Stirrings of unrest are quashed. A trio of unemployed friends in their 20s from the town of Beit Lahiya said Hamas has harassed them since they mobilized thousands in a rare street protest against chronic power cuts in January. They said they’ve been detained, beaten and repeatedly summoned to security compounds.
Activist Mohammed al-Taluli, 25, said pressure built again several weeks ago as daily rolling power cuts worsened, with four hours of electricity followed by outages of 14 to 18 hours. Al-Taluli said he and his friends received death threats to deter them from protesting, and that it was effective because no one can protect them from Hamas.

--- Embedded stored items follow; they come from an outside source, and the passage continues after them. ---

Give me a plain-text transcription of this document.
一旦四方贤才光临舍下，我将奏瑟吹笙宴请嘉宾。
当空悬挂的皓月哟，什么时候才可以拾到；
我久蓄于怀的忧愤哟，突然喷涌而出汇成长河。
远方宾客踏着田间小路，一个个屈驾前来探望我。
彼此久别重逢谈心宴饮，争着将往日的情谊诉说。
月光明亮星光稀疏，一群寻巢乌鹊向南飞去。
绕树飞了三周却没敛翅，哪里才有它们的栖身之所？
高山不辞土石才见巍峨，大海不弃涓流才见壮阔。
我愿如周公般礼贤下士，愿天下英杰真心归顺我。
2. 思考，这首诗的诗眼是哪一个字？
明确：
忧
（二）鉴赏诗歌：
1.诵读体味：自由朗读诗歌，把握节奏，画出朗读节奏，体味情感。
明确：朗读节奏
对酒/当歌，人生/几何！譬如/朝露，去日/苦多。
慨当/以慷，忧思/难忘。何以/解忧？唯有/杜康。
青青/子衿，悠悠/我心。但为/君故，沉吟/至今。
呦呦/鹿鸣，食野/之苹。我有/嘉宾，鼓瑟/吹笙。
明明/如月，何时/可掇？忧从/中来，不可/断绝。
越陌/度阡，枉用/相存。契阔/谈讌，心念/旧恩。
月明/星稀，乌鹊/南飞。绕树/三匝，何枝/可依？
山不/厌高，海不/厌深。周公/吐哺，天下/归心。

“People are asking us every day if we are planning a new demonstration,” al-Taluli said, speaking in a room decorated with photos of revolutionary idols like Che Guevara. “But … we are afraid.”
Palestinian rights groups say Hamas practices mirror those of its West Bank rivals. Both governments have carried out arbitrary arrests and mistreated detainees, and both monitor social media and civil society to silence dissent.
Hamas leaders often tolerate criticism by well-known figures, but strike back when they detect a threat to their rule, said Samir Zakout of the Gaza rights group al-Mezan.
Over the past decade, Hamas has also executed 28 people, most of them alleged informers, after trials widely condemned as a sham. This includes three men executed last month, after a field tribunal tried them in less than a week.
The three had been accused of involvement in killing a Hamas leader, Mazen Faqha — who had served time in Israeli jail for orchestrating a suicide bombing that killed nine in 2002, and who Israel said directed cells carrying out attacks from the West Bank — near his apartment building in March. Hamas violently interrogated dozens of people and claimed this netted dozens of informers.
Relatives of one of the three who were killed, 38-year-old Abdullah al-Nashar, said they believe he had indeed collaborated with Israel, lured by an Israeli exit permit from Gaza. But Al-Nashar’s father, Ahmed, said his son had nothing to do with the Faqha killing and didn’t deserve to die.
Hamas’s rise to power was fueled by frustration with corruption during the rule of Abbas’s Fatah movement. Hamas also rejected Fatah’s attempt to negotiate Palestinian statehood on lands Israel captured in 1967, including Gaza.
In 2006, months after Israel’s unilateral withdrawal from Gaza, Hamas defeated Fatah in parliamentary elections. Subsequent failed attempts to negotiate a power-sharing deal and Hamas-Fatah street fighting culminated in the June 2007 Hamas takeover of Gaza.
Ahmed al-Nashar, 63, said he had voted for Hamas hoping “they would do something good in the name of religion,” but has concluded “there is no future here with these people.”
Hamas said it was sabotaged from the start.
Israel and Egypt, citing security concerns, enforced the border blockade, banning most movement and exports. Three Israel-Hamas wars, in part triggered by a Hamas arms buildup, further devastated the territory and its economy.
Meanwhile, the international community stuck to its initial conditions for dealing with Hamas — including that it renounce terrorism and recognize Israel — even as it called for lifting the blockade.
This leaves Gazans in a miserable limbo.
“Our life is just a long series of waiting,” said Abed Meqdad, a teacher. “You wait for electricity to come, for the crossing to reopen, for the situation to improve, and nothing gets done.”